Se dio la vuelta entre sus brazos, le dedicó una triste sonrisa y le dijo.
– ¿Aun no lo sabes?
A decir verdad, Brendan no tenía ni la más remota idea. Katie lo era todo para él. Una diosa. Brendan era sólo, pues eso, Brendan.
– No, no lo sé.
– Eres amable.
– ¿De verdad?
Asintió con la cabeza y añadió:
– Veo cómo te comportas con Ray, con tu madre, con la gente normal y corriente de la calle, y eres muy amable, Brendan.
– Mucha gente es amable.
Negó con la cabeza y replicó:
– Hay mucha gente simpática, pero no es lo mismo.

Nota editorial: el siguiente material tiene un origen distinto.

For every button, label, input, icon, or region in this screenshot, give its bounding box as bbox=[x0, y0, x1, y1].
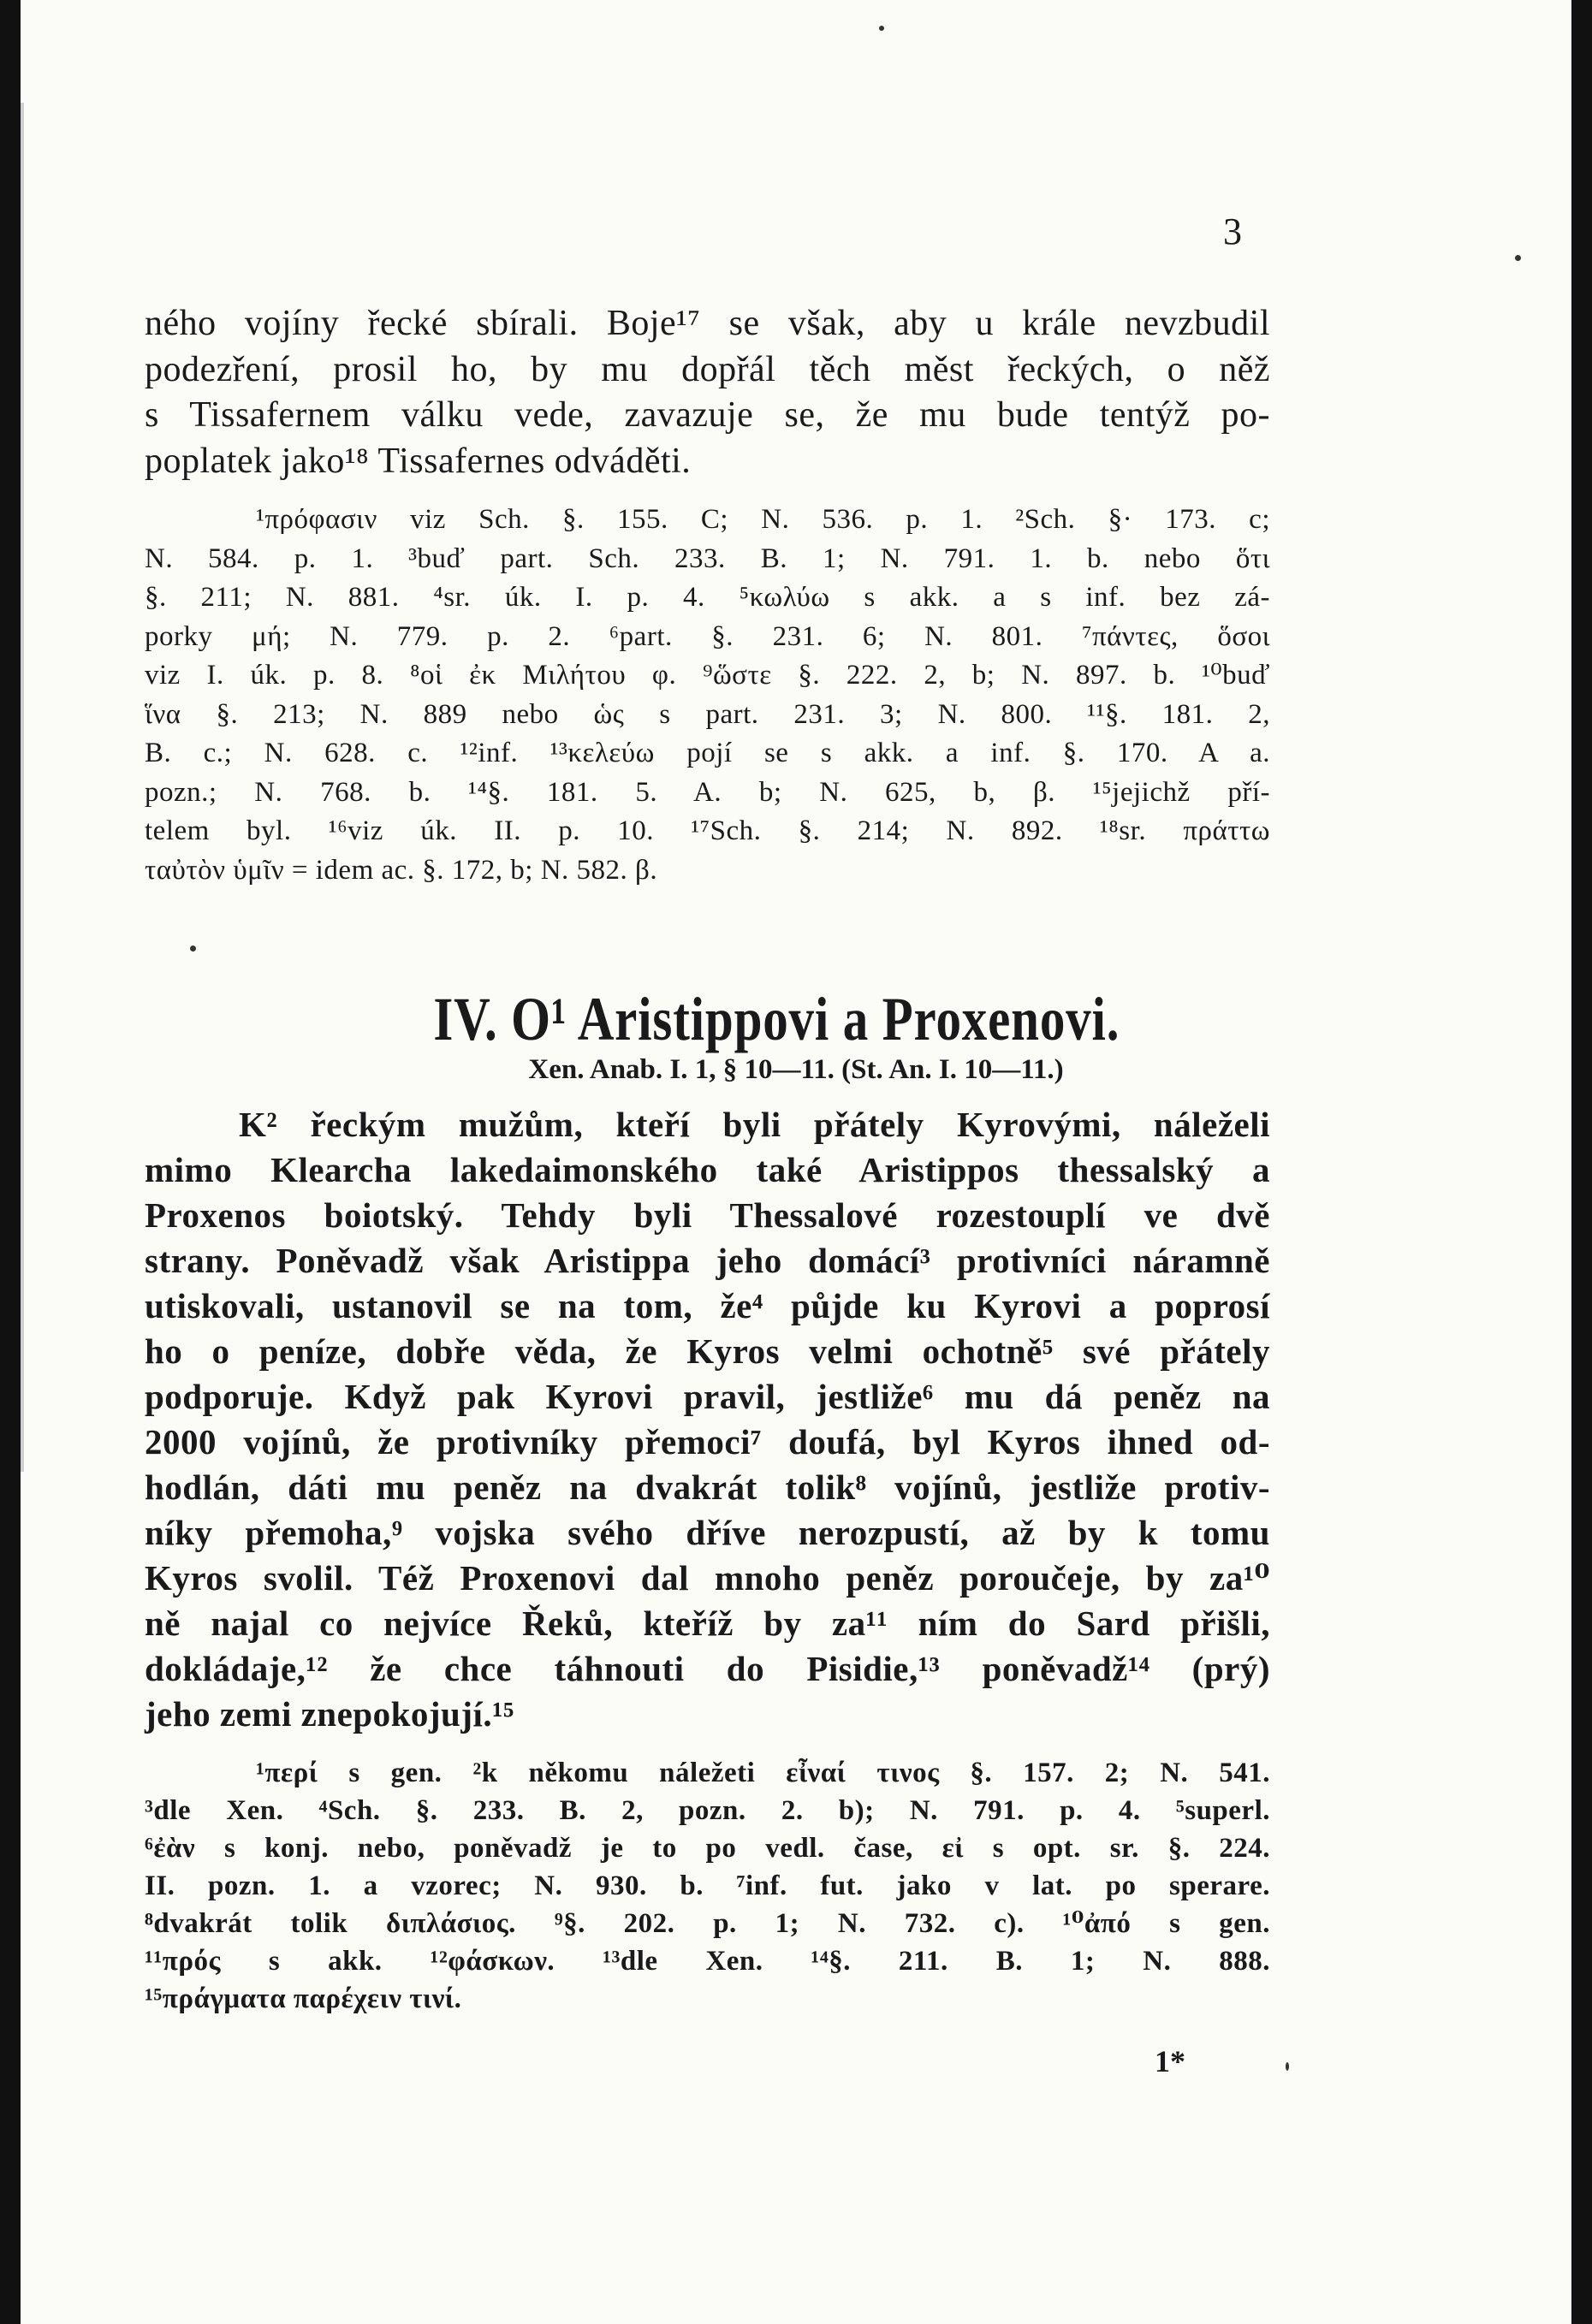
text-line: ho o peníze, dobře věda, že Kyros velmi ochotně⁵ své přátely bbox=[145, 1331, 1270, 1371]
footnotes-section-iii bbox=[145, 501, 1270, 890]
section-source-reference: Xen. Anab. I. 1, § 10—11. (St. An. I. 10—11.) bbox=[528, 1054, 1064, 1085]
print-speck bbox=[1286, 2062, 1289, 2071]
text-line: s Tissafernem válku vede, zavazuje se, že mu bude tentýž po- bbox=[145, 395, 1270, 435]
footnote-line: ¹¹πρός s akk. ¹²φάσκων. ¹³dle Xen. ¹⁴§. 211. B. 1; N. 888. bbox=[145, 1946, 1270, 1977]
section-body-paragraph bbox=[145, 1102, 1270, 1737]
footnote-line: N. 584. p. 1. ³buď part. Sch. 233. B. 1; N. 791. 1. b. nebo ὅτι bbox=[145, 542, 1270, 574]
footnote-line: ¹πρόφασιν viz Sch. §. 155. C; N. 536. p. 1. ²Sch. §· 173. c; bbox=[256, 504, 1270, 535]
text-line: podporuje. Když pak Kyrovi pravil, jestliže⁶ mu dá peněz na bbox=[145, 1377, 1270, 1416]
footnote-line: ταὐτὸν ὑμῖν = idem ac. §. 172, b; N. 582. β. bbox=[145, 854, 658, 886]
text-line: podezření, prosil ho, by mu dopřál těch měst řeckých, o něž bbox=[145, 349, 1270, 389]
footnote-line: ⁶ἐὰν s konj. nebo, poněvadž je to po vedl. čase, εἰ s opt. sr. §. 224. bbox=[145, 1833, 1270, 1864]
section-heading: IV. O¹ Aristippovi a Proxenovi. bbox=[433, 985, 1120, 1053]
footnote-line: pozn.; N. 768. b. ¹⁴§. 181. 5. A. b; N. 625, b, β. ¹⁵jejichž pří- bbox=[145, 776, 1270, 808]
text-line: Proxenos boiotský. Tehdy byli Thessalové rozestouplí ve dvě bbox=[145, 1195, 1270, 1235]
text-line: Kyros svolil. Též Proxenovi dal mnoho peněz poroučeje, by za¹⁰ bbox=[145, 1558, 1270, 1598]
printer-signature-mark: 1* bbox=[1155, 2044, 1185, 2078]
footnote-line: ¹περί s gen. ²k někomu náležeti εἶναί τινος §. 157. 2; N. 541. bbox=[256, 1758, 1270, 1788]
footnote-line: ¹⁵πράγματα παρέχειν τινί. bbox=[145, 1983, 462, 2014]
text-line: hodlán, dáti mu peněz na dvakrát tolik⁸ vojínů, jestliže protiv- bbox=[145, 1467, 1270, 1507]
page-number: 3 bbox=[1223, 210, 1242, 252]
text-line: strany. Poněvadž však Aristippa jeho domácí³ protivníci náramně bbox=[145, 1241, 1270, 1280]
footnote-line: ⁸dvakrát tolik διπλάσιος. ⁹§. 202. p. 1; N. 732. c). ¹⁰ἀπό s gen. bbox=[145, 1908, 1270, 1939]
print-speck bbox=[190, 946, 196, 952]
text-line: níky přemoha,⁹ vojska svého dříve nerozpustí, až by k tomu bbox=[145, 1513, 1270, 1552]
book-page bbox=[21, 0, 1571, 2324]
text-line: ného vojíny řecké sbírali. Boje¹⁷ se však, aby u krále nevzbudil bbox=[145, 304, 1270, 343]
text-line: ně najal co nejvíce Řeků, kteříž by za¹¹ ním do Sard přišli, bbox=[145, 1604, 1270, 1643]
continued-paragraph bbox=[145, 301, 1270, 484]
print-speck bbox=[879, 26, 884, 31]
footnote-line: §. 211; N. 881. ⁴sr. úk. I. p. 4. ⁵κωλύω s akk. a s inf. bez zá- bbox=[145, 582, 1270, 613]
footnote-line: II. pozn. 1. a vzorec; N. 930. b. ⁷inf. fut. jako v lat. po sperare. bbox=[145, 1870, 1270, 1901]
footnote-line: telem byl. ¹⁶viz úk. II. p. 10. ¹⁷Sch. §. 214; N. 892. ¹⁸sr. πράττω bbox=[145, 815, 1270, 846]
text-line: utiskovali, ustanovil se na tom, že⁴ půjde ku Kyrovi a poprosí bbox=[145, 1286, 1270, 1325]
print-speck bbox=[1515, 255, 1521, 261]
text-line: jeho zemi znepokojují.¹⁵ bbox=[145, 1694, 514, 1734]
footnote-line: ἵνα §. 213; N. 889 nebo ὡς s part. 231. 3; N. 800. ¹¹§. 181. 2, bbox=[145, 698, 1270, 730]
footnote-line: porky μή; N. 779. p. 2. ⁶part. §. 231. 6; N. 801. ⁷πάντες, ὅσοι bbox=[145, 620, 1270, 652]
binding-gutter bbox=[21, 103, 24, 1472]
footnotes-section-iv bbox=[145, 1754, 1270, 2018]
footnote-line: viz I. úk. p. 8. ⁸οἱ ἐκ Μιλήτου φ. ⁹ὥστε §. 222. 2, b; N. 897. b. ¹⁰buď bbox=[145, 660, 1270, 691]
text-line: mimo Klearcha lakedaimonského také Aristippos thessalský a bbox=[145, 1150, 1270, 1189]
text-line: dokládaje,¹² že chce táhnouti do Pisidie,¹³ poněvadž¹⁴ (prý) bbox=[145, 1649, 1270, 1688]
footnote-line: B. c.; N. 628. c. ¹²inf. ¹³κελεύω pojí se s akk. a inf. §. 170. A a. bbox=[145, 738, 1270, 768]
footnote-line: ³dle Xen. ⁴Sch. §. 233. B. 2, pozn. 2. b); N. 791. p. 4. ⁵superl. bbox=[145, 1795, 1270, 1826]
text-line: poplatek jako¹⁸ Tissafernes odváděti. bbox=[145, 441, 692, 481]
text-line: 2000 vojínů, že protivníky přemoci⁷ doufá, byl Kyros ihned od- bbox=[145, 1422, 1270, 1461]
text-line: K² řeckým mužům, kteří byli přátely Kyrovými, náleželi bbox=[239, 1105, 1270, 1144]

Y Brendan, reflexionando sobre lo que Katie le acababa de decir, tuvo que admitir que a lo largo de toda su vida nunca había conocido a nadie a quien no le cayera bien, ni del modo que se haría en un concurso de popularidad, sino simplemente por frases del tipo «El chico ese de los Harris es muy majo». Nunca había tenido enemigos, no se había peleado desde la escuela primaria y era incapaz de recordar la última vez que alguien le había dirigido una palabra desagradable. Tal vez fuera debido a que era amable. Y a lo mejor, tal y como había dicho Katie, eso era una cualidad excepcional. O tal vez solo era la clase de persona que no hace enfadar a la gente.